Peripheral inserted central catheters (PICCs) have become nearly ubiquitous in modern medical practice. Their accessibility, cost-effectiveness, and perceived safety profile have led to widespread use of PICCs across all specialties in both the inpatient and outpatient setting. The proliferation of PICCs has focused attention on their potential complications, the most common of which are infection and venous thrombosis. The exact incidence and relative risk of PICC-associated thrombotic episodes remains unclear because some studies have reported on only symptomatic patients, while others have included asymptomatic patients diagnosed by ultrasound screening. Periard et al. prospectively compared PICCs to peripheral IV cannulas in patients requiring IV therapy for at least 5 days [14]. Ultrasound screening of all 60 patients demonstrated a high but similar rate of upper extremity SVT in both the PICC and peripheral IV groups (29 % vs. 34 %). In a review of symptomatic upper extremity venous thrombosis, Liem et al. found a much lower incidence of PICC-associated SVT: 1.9 % for basilic PICCs and 7.2 % for cephalic PICCs [15]. Despite the low incidence, the large number of PICCs placed per year makes PICC-associated venous thrombosis an important and commonly encountered clinical problem. According to Liem et al. PICCs were associated with 20 % of all upper extremity SVTs diagnosed by their vascular lab in 1 year. PICC-associated DVT had an even greater clinical impact accounting for over 35 % of all upper extremity DVTs diagnosed in 1 year.

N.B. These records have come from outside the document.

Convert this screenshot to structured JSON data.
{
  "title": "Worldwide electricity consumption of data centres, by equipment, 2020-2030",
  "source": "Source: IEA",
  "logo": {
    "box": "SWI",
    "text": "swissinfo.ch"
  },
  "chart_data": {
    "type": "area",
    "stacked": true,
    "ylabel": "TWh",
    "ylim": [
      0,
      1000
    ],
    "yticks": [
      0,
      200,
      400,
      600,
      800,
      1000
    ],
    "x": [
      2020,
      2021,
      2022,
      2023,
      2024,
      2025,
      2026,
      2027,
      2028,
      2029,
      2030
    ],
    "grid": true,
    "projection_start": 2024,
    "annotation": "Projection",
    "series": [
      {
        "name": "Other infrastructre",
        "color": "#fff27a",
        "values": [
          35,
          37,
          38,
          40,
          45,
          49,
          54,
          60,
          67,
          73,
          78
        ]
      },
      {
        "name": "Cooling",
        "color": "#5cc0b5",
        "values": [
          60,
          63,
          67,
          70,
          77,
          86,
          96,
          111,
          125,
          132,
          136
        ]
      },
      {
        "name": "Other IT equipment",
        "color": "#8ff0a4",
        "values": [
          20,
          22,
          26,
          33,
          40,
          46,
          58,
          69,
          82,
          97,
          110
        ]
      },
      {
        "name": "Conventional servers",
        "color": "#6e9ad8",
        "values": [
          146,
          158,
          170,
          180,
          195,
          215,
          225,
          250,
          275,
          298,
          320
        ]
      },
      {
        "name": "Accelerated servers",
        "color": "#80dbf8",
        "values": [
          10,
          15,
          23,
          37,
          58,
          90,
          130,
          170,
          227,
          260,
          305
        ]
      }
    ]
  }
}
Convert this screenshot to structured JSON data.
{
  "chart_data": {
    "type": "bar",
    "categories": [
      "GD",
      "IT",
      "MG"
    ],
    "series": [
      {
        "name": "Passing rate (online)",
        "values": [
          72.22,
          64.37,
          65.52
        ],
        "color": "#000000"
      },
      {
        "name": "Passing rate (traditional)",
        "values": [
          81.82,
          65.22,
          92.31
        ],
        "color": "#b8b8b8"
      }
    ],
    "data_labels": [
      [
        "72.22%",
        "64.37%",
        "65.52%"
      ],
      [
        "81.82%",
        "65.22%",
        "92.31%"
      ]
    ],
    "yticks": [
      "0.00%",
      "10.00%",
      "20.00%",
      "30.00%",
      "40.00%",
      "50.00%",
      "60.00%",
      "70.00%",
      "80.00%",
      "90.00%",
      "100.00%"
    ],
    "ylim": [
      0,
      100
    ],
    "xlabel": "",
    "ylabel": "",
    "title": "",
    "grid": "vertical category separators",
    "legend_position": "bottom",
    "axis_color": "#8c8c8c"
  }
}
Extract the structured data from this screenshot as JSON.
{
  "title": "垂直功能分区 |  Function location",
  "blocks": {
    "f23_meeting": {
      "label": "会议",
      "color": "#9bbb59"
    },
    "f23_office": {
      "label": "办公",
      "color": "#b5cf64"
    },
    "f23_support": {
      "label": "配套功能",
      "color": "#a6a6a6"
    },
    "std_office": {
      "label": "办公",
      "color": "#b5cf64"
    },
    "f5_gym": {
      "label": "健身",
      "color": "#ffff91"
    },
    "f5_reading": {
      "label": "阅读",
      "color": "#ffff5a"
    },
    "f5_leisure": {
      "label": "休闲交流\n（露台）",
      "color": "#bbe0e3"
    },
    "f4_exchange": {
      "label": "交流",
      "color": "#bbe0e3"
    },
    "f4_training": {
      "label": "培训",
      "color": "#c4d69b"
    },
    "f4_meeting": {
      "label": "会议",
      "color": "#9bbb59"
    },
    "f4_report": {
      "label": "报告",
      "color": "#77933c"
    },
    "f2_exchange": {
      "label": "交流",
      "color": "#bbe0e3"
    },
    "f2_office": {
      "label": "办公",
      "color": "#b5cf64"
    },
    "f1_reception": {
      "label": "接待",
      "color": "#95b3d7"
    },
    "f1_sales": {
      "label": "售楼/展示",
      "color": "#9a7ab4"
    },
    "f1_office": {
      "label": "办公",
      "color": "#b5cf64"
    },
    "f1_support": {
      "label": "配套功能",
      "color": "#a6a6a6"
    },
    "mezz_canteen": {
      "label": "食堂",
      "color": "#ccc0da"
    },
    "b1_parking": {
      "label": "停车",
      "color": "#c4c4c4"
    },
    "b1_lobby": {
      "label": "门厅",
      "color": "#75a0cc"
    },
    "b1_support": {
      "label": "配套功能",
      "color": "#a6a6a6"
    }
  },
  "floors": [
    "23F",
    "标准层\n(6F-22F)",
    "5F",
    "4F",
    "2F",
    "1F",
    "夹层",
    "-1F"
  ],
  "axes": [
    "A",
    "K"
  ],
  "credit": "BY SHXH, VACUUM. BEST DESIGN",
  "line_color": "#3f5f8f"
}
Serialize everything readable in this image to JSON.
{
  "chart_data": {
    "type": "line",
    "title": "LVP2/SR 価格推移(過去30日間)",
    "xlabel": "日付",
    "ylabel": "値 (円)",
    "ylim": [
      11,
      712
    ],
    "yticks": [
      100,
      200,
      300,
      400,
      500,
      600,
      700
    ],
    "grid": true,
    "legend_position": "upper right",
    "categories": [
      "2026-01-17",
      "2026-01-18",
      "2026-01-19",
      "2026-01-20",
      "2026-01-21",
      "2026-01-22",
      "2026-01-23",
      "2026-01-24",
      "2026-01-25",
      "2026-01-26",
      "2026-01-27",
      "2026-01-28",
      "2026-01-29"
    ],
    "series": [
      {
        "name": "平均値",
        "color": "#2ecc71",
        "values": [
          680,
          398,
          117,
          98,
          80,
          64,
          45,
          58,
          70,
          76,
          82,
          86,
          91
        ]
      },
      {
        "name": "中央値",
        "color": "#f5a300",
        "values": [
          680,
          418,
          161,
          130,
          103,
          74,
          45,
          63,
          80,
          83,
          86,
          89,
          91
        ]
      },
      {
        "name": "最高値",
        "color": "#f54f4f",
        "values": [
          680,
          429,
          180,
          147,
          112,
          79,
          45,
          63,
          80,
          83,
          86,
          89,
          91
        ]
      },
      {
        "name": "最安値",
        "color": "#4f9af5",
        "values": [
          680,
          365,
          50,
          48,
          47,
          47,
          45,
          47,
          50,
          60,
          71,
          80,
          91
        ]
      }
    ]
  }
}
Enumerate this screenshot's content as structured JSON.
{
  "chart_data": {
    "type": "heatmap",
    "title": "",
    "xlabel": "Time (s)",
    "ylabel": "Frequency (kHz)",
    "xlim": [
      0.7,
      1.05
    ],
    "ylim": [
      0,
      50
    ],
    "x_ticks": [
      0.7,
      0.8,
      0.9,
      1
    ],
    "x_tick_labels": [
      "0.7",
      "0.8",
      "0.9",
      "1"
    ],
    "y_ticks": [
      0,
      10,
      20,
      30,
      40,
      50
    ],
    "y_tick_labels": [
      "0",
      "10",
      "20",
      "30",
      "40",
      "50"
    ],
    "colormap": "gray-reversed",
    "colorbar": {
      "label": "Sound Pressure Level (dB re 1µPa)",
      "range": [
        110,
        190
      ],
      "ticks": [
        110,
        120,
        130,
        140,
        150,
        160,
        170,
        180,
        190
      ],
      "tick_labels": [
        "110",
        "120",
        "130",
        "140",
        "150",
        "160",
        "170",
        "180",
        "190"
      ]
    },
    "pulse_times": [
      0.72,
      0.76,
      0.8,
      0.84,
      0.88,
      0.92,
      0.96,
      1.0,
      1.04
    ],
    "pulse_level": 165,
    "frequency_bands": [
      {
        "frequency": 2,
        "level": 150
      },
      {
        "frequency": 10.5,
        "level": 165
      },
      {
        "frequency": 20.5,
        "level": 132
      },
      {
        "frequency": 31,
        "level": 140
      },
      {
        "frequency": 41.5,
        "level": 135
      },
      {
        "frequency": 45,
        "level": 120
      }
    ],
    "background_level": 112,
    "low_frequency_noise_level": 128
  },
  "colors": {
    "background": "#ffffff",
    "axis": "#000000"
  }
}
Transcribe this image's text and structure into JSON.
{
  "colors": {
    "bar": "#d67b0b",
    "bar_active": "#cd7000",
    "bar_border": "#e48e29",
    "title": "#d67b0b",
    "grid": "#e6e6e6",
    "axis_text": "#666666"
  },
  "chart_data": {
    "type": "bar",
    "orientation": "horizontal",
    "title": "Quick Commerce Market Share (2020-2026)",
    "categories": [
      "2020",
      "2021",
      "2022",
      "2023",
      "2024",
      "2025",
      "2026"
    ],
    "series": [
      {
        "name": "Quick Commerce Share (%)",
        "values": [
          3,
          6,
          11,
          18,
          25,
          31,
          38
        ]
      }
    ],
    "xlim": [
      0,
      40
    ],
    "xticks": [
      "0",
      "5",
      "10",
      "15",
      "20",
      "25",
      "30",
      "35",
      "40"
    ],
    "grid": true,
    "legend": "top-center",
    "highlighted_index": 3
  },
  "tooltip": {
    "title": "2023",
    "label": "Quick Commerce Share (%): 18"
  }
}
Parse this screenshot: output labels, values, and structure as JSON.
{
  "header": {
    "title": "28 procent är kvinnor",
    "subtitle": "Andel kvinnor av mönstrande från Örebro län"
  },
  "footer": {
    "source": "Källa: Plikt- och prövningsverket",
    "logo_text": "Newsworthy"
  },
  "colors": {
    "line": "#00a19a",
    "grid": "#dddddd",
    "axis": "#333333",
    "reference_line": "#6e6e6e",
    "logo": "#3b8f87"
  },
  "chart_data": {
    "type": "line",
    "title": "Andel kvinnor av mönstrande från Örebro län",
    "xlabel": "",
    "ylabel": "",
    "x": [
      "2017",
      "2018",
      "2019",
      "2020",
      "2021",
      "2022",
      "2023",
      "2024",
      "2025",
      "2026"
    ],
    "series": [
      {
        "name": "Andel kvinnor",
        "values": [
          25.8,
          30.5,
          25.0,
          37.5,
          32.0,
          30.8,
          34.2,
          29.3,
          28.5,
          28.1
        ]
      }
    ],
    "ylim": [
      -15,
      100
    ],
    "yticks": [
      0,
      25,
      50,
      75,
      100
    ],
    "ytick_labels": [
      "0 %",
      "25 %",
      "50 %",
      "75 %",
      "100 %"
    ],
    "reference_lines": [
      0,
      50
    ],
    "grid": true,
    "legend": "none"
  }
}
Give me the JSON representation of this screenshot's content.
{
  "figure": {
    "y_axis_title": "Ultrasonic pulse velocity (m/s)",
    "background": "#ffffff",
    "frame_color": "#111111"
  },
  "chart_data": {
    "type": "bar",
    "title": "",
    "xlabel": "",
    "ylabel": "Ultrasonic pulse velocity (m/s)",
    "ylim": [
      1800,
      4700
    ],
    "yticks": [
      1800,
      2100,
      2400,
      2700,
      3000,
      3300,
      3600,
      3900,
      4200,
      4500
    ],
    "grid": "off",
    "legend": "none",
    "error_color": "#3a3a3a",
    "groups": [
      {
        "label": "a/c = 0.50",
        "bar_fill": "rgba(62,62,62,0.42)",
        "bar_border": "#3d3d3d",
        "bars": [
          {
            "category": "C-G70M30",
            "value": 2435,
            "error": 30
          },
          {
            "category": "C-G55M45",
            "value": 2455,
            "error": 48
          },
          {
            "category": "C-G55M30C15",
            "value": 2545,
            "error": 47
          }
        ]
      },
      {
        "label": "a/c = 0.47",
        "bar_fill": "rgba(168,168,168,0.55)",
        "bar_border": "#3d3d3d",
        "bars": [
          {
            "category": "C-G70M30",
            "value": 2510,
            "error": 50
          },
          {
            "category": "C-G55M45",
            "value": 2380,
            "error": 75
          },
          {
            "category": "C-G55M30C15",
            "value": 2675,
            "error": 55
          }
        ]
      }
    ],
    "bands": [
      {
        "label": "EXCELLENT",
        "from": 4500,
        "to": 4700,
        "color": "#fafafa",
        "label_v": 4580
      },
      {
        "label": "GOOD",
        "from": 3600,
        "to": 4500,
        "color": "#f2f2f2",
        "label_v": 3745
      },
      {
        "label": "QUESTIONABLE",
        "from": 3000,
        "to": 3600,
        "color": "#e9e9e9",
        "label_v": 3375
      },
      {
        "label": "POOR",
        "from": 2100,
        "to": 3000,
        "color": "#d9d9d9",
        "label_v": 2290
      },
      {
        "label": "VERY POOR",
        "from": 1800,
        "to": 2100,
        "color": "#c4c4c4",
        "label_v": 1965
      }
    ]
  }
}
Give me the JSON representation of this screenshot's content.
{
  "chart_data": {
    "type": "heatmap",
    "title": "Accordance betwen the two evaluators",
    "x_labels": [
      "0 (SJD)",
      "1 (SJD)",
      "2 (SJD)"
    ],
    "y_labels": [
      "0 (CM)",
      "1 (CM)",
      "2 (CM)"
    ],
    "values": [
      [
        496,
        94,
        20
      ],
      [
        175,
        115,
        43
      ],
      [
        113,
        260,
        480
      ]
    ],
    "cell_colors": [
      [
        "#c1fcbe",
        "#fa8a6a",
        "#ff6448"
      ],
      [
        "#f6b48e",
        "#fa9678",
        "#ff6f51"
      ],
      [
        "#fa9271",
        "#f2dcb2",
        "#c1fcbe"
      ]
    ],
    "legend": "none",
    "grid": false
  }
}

PICC-associated SVT usually results from catheter-induced trauma to the venous endothelium. Any patient with a current or recent PICC who has upper extremity edema, pain, or a palpable cord warrants a complete ultrasound exam to evaluate for thrombus and determine its extent. The presence of the catheter often impairs sonographic evaluation of the veins and may obscure direct visualization of the thrombus. Obtaining multiple views, changing the angle of insonation, and using a combination of gray imaging, spectral wave analysis and color flow imaging can usually overcome these technical challenges. As the previously cited studies show, clinical symptoms occur in only a minority of patients with PICC-associated SVT. Screening ultrasonography has not been widely adopted since the clinical significance of detecting SVT in an asymptomatic patient remains unclear.